What's the difference between a Hook Punch and a Circle Punch? Are they really that different? Yes, and yes.
The Hook Punch is used at a closer range, similar to an uppercut. It works well when you are striking in tight, or engaged in a Clinch (Lǒu 摟). In here, a long range strike will extend beyond my opponent. We position the arm in a tighter hook shape to help land on our targets such as the temple, kidney, liver, ribs, stomach, and jaw.
The technical position when throwing a hook punch is critical. When bare knuckle striking, there are no wraps to support the wrist, so technique has to be spot on in order to prevent breaks, sprains, and fractures in our own hands/wrist.

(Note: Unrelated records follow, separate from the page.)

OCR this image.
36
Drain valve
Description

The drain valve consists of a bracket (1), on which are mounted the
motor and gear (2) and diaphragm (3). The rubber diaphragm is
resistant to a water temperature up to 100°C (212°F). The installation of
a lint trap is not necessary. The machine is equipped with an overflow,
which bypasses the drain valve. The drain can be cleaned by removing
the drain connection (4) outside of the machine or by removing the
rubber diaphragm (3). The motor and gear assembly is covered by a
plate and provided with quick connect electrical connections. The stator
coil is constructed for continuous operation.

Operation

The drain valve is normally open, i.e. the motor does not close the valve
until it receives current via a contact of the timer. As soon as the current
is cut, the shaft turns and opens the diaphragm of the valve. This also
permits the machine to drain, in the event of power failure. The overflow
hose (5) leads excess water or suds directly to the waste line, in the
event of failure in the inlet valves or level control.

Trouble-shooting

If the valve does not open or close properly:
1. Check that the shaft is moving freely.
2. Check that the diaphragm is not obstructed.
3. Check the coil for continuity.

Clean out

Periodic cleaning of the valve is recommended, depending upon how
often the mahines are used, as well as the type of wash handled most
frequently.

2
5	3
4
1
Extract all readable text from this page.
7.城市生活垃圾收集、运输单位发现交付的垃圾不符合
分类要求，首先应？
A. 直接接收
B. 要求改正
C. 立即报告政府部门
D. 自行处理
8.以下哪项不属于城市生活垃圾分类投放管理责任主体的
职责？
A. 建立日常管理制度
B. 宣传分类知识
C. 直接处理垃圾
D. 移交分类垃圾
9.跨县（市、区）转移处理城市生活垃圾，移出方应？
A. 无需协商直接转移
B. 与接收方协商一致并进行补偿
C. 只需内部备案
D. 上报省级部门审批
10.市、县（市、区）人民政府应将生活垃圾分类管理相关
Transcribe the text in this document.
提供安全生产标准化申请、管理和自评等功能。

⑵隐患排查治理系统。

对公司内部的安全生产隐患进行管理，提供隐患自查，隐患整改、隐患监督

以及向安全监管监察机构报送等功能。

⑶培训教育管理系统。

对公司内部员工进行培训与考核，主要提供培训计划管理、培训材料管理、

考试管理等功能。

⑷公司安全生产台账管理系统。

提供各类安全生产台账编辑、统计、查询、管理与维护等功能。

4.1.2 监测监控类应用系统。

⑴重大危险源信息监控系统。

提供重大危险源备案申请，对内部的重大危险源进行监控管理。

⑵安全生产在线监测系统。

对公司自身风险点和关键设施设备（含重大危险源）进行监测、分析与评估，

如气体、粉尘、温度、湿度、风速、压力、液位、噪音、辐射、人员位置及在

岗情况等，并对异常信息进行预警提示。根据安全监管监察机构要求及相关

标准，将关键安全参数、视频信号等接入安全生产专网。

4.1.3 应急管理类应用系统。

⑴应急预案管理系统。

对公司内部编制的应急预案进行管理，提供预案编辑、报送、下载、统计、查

The wrist is held in a straight line, and we use the transverse core rotation of the upper torso to connect the punch, versus extending the arm and bending the wrist which is dangerous to our own hand. Thumb position is up.
When the range to our opponent is further out, and we are still throwing straight punches, this is where the Circle Punch really shines. It allows us to attack the side doors as well as down the middle; utilizing the principle of - Randomized Striking.
Connecting with a Circle Punch has the added benefit of increased power generation through a looser whipping action. The punch is thrown relaxed; the arm builds up speed before connecting. If this impacts the temple, jaw, occipital lobe, bracchial nerve, or ear, it can have devastating consequences.
Because of this, when our opponent sees a Circle Punch steaming for the side of their head, they are more likely to open the center doors trying to defend; thereby allowing our other punches to land.
The hand position for the Circle Punch is wrist straight, thumb pointing down.